5. Affirm real women. We should not walk out feeling worse about our potential in Christ than we did when we walked in. Many women feel torn down and devalued by the church - simply because they are women or they are the sort of women God has made them to be. And while some have commented that I seem to be whining about my own experiences, or feeling sorry for myself, I'm actually not too worried about myself. My commitment to Christ and to the church is intact and independent of what I experience in women's ministry. I am truly concerned about those women who have written off the church, and by association Christ, because of what they have heard the church telling them about their own worth. Any women's ministry program must everyday women feel like they belong.

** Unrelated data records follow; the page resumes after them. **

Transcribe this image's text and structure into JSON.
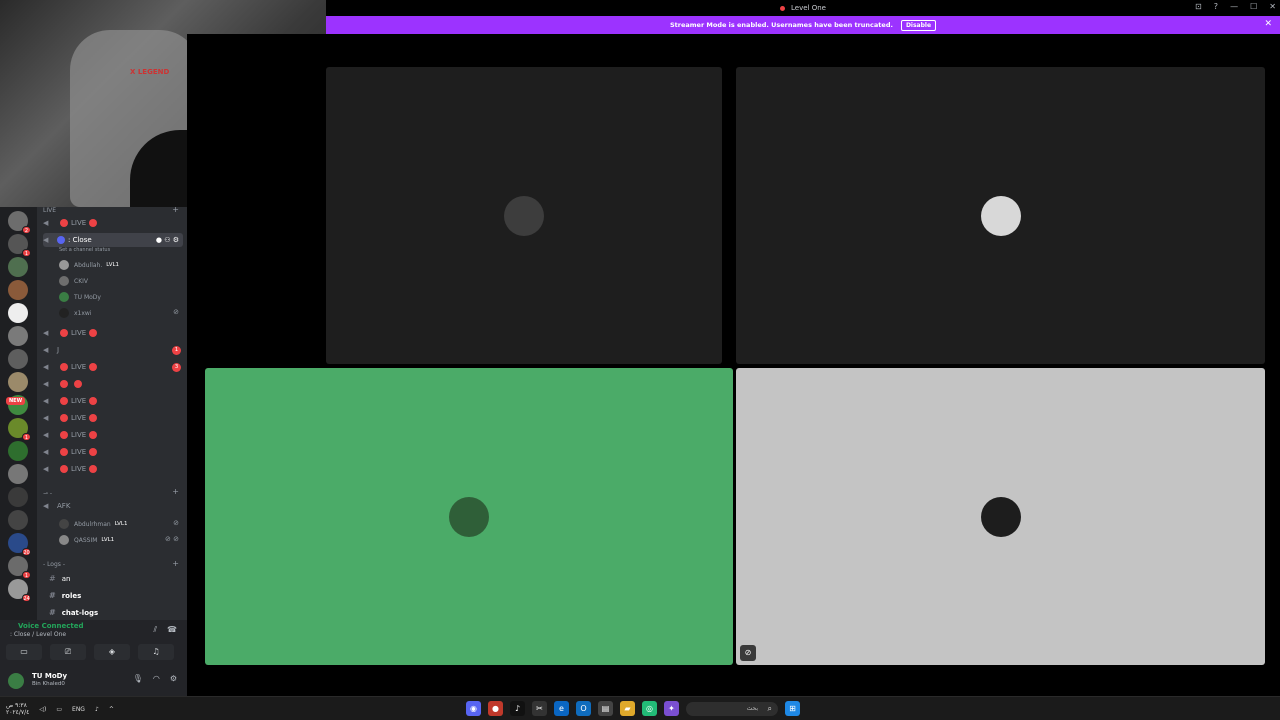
{
  "window": {
    "title": "Level One",
    "controls": {
      "minimize": "—",
      "maximize": "☐",
      "close": "✕"
    }
  },
  "banner": {
    "message": "Streamer Mode is enabled. Usernames have been truncated.",
    "disable_label": "Disable",
    "close_glyph": "✕"
  },
  "webcam": {
    "chair_brand": "X LEGEND"
  },
  "channels": {
    "top_category": "LIVE",
    "list": [
      {
        "label": "LIVE",
        "badges": 2
      },
      {
        "label": ": Close",
        "active": true,
        "status": "Set a channel status"
      },
      {
        "label": "LIVE",
        "badges": 2,
        "count": "1"
      },
      {
        "label": "J",
        "count": ""
      },
      {
        "label": "LIVE",
        "badges": 2,
        "count": "3"
      },
      {
        "label": "",
        "badges": 2
      },
      {
        "label": "LIVE",
        "badges": 2
      },
      {
        "label": "LIVE",
        "badges": 2
      },
      {
        "label": "LIVE",
        "badges": 2
      },
      {
        "label": "LIVE",
        "badges": 2
      },
      {
        "label": "LIVE",
        "badges": 2
      }
    ],
    "close_members": [
      {
        "name": "Abdullah.",
        "lvl": "LVL1"
      },
      {
        "name": "CKIV",
        "lvl": ""
      },
      {
        "name": "TU MoDy",
        "lvl": ""
      },
      {
        "name": "x1xwi",
        "lvl": ""
      }
    ],
    "afk_label": "AFK",
    "afk_members": [
      {
        "name": "Abdulrhman",
        "lvl": "LVL1"
      },
      {
        "name": "QASSIM",
        "lvl": "LVL1"
      }
    ],
    "logs_category": "- Logs -",
    "text_channels": [
      "an",
      "roles",
      "chat-logs"
    ]
  },
  "voice": {
    "status": "Voice Connected",
    "location": ": Close / Level One"
  },
  "user": {
    "name": "TU MoDy",
    "status": "Bin Khaled0"
  },
  "server_badges": [
    "2",
    "1",
    "",
    "",
    "",
    "",
    "",
    "",
    "",
    "1",
    "",
    "",
    "",
    "",
    "20",
    "1",
    "24"
  ],
  "new_badge": "NEW",
  "stage_tiles": [
    {
      "bg": "#1e1e1e",
      "pfp": "#3d3d3d"
    },
    {
      "bg": "#1e1e1e",
      "pfp": "#d8d8d8"
    },
    {
      "bg": "#4bab68",
      "pfp": "#2f5f38"
    },
    {
      "bg": "#c4c4c4",
      "pfp": "#1d1d1d"
    }
  ],
  "taskbar": {
    "time": "٩:٣٨ ص",
    "date": "٢٠٢٤/٧/٤",
    "lang": "ENG",
    "search_placeholder": "بحث"
  },
  "colors": {
    "accent": "#9c33ff",
    "voice_green": "#23a55a",
    "alert_red": "#ed4245"
  }
}
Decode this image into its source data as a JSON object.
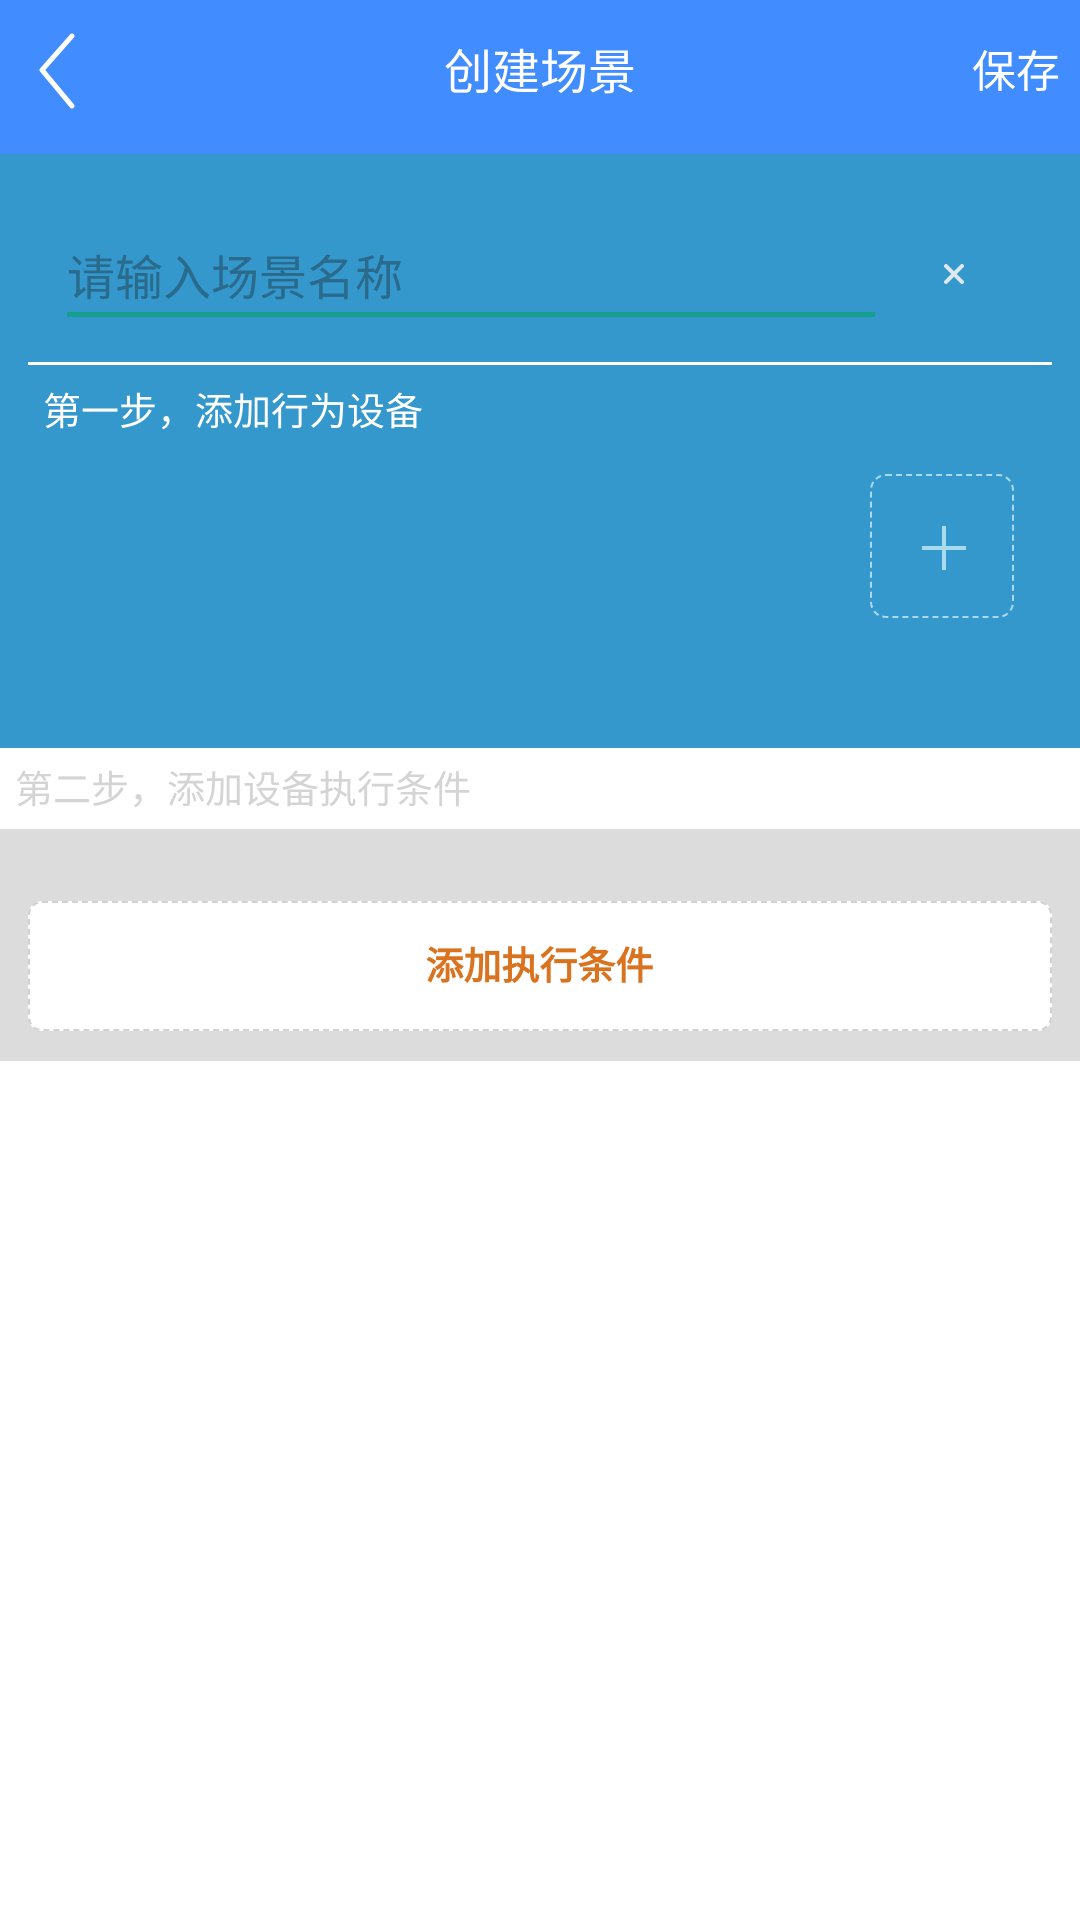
{
  "header": {
    "back_icon": "chevron-left-icon",
    "title": "创建场景",
    "save_label": "保存"
  },
  "step1": {
    "name_input": {
      "value": "",
      "placeholder": "请输入场景名称"
    },
    "clear_icon": "close-icon",
    "label": "第一步，添加行为设备",
    "add_icon": "plus-icon"
  },
  "step2": {
    "label": "第二步，添加设备执行条件",
    "add_condition_label": "添加执行条件"
  },
  "colors": {
    "header": "#418cfe",
    "step1_panel": "#3498cd",
    "input_underline": "#14a08a",
    "condition_panel": "#dcdcdc",
    "accent_text": "#d9731f"
  }
}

6. Challenge women. Besides the nursery, women's ministry may be the only place where many of our ministries seem designed only to make us comfortable.

I realize these ideas aren't very specific. So here are a couple more specific thoughts:

  • I belonged to one church that had a sports ministry for women.
  • In a response to an earlier comment, someone mentioned a book club.
  • How about get-togethers that don't require mothers to leave their children behind? Moms who work outside their homes aren't looking for more time away from their kids, so they might be more likely to attend events that welcome their children.
  • How about helping women to form intentional mentoring relationships with each other? Many women are looking for mentors but don't know how to ask for one, get started, or keep it going.
  • Hold a lunchtime Bible study for women who work outside their homes, in a location convenient to their work.